Helene Marsh, chair of the national threatened species scientific committee and an emeritus professor of environmental science at James Cook University, said the scale of the ecological tragedy had made Australians more aware of the risks facing the country’s unique animals and plants and provided an opportunity to improve conservation.
With fires still burning, scientists warn it is too early to have a clear picture of the devastation, but preliminary government data suggests more than 100 threatened animal and plant species have lost at least half their habitat and more than 300 have lost more than 10%. The impact on most species not currently listed as threatened is yet to be assessed.
Birdlife Australia estimates nearly 80 birds have lost at least a third of the area in which they live, and that the superb lyrebird may have plunged from being a common to a threatened species.
Marsh said the threatened species committee planned to review the decision-making process for officially listing species as vulnerable or worse within the constraints of existing national environment laws. She said the protection offered to species after they were listed should also be reconsidered as the existing model of recovery planning had not worked. Fewer than 40% of nationally threatened species have recovery plans in place.
She said she was encouraged by the level of goodwill between federal and state governments, scientists and conservationists following the fires, including the response by Sussan Ley, the federal environment minister, who has set up and met with an expert scientific panel to advise on what needed to be done.
The federal government has allocated $50m in wildlife recovery funding, with a promise of more to come, and officials from across fire affected areas are due to meet on Tuesday to continue work on a national response.
Marsh said the creation of a national scientific monitoring facility, proposed by fire scientists David Bowman and Ross Bradstock to fill critical gaps in bushfire knowledge, made some sense. She said it could include wildlife surveys.
“I’ve been quite concerned about the way we monitor our biodiversity in Australia, it’s a huge job, and I think if we are going to understand the impact of fires that is a very interesting idea that needs consideration,” she said.
Given not everything could be monitored, she said there would need to be clear priorities that would likely be defined by the 12m hectare bushfires. But she said it was important to consider “biodiversity arks”, key areas that had avoided the fires, as well as burned country.
Marsh said it should utilise technology, including remote sensing and drones, as well as on-ground field work by scientists, Indigenous rangers and possibly community groups and citizen scientists. “I do believe that the importance of monitoring the impact of the fires will be a catalyst for doing this work,” she said. “It is very important that it be well designed and scientifically robust.”

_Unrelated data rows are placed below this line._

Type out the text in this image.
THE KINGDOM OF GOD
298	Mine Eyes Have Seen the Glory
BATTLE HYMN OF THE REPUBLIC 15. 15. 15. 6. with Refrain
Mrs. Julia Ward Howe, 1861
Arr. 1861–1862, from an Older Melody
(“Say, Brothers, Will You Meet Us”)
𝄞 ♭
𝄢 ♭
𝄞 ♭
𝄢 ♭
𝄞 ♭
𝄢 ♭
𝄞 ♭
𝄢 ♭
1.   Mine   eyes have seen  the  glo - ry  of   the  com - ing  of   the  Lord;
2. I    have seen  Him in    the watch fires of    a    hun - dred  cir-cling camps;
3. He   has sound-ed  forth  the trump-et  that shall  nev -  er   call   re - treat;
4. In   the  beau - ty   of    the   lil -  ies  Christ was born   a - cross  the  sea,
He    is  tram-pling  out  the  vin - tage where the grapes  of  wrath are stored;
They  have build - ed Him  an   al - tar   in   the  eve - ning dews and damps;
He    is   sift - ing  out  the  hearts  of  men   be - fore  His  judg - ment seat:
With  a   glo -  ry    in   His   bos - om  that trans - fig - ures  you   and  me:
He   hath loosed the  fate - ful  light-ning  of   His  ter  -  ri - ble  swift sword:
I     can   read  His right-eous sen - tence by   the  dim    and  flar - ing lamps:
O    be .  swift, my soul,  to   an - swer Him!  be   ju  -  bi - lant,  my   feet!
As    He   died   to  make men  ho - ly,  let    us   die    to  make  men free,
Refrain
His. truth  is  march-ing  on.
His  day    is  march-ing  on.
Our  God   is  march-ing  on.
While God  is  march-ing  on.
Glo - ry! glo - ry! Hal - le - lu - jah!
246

While she backed the development of a national system, Marsh said monitoring the impact of the fires could not wait for a new system and needed to begin as soon as it was safe.
An analysis by environment groups found the Coalition had cut funding for environmental programs, monitoring and staff by about 40% since being elected in 2013.
Marsh said changes would be needed to the national environment laws, the Environment Protection and Biodiversity and Protection Act, which is being reviewed by businessman Graeme Samuel.
Asked how successful the laws had been, she said the government’s state of the environment report, which among other things found climate change was altering the structure and function of Australia’s natural ecosystems and affecting heritage, economic activity and human wellbeing, “spoke for itself”.
Marsh said the review of the laws should consider whether it was appropriate to adopt more advanced criteria used by the International Union for the Conservation of Nature to assess whether an ecological community was threatened.
Government ministers including Ley last year stressed the review would focus on cutting “green tape”. Scientists have expressed hope it may now address the impact of the fires and what was needed to avoiding an extinction crisis that scientists said was worsening before the devastating fire season.
Scientists last year said three native Australian species had become extinct in the past decade and another 17 could follow in the next 20 years. More than 1,800 Australian plants and animals are listed as threatened with extinction. Scientists warned in a letter to the government before the fires that this was likely to be an underestimate.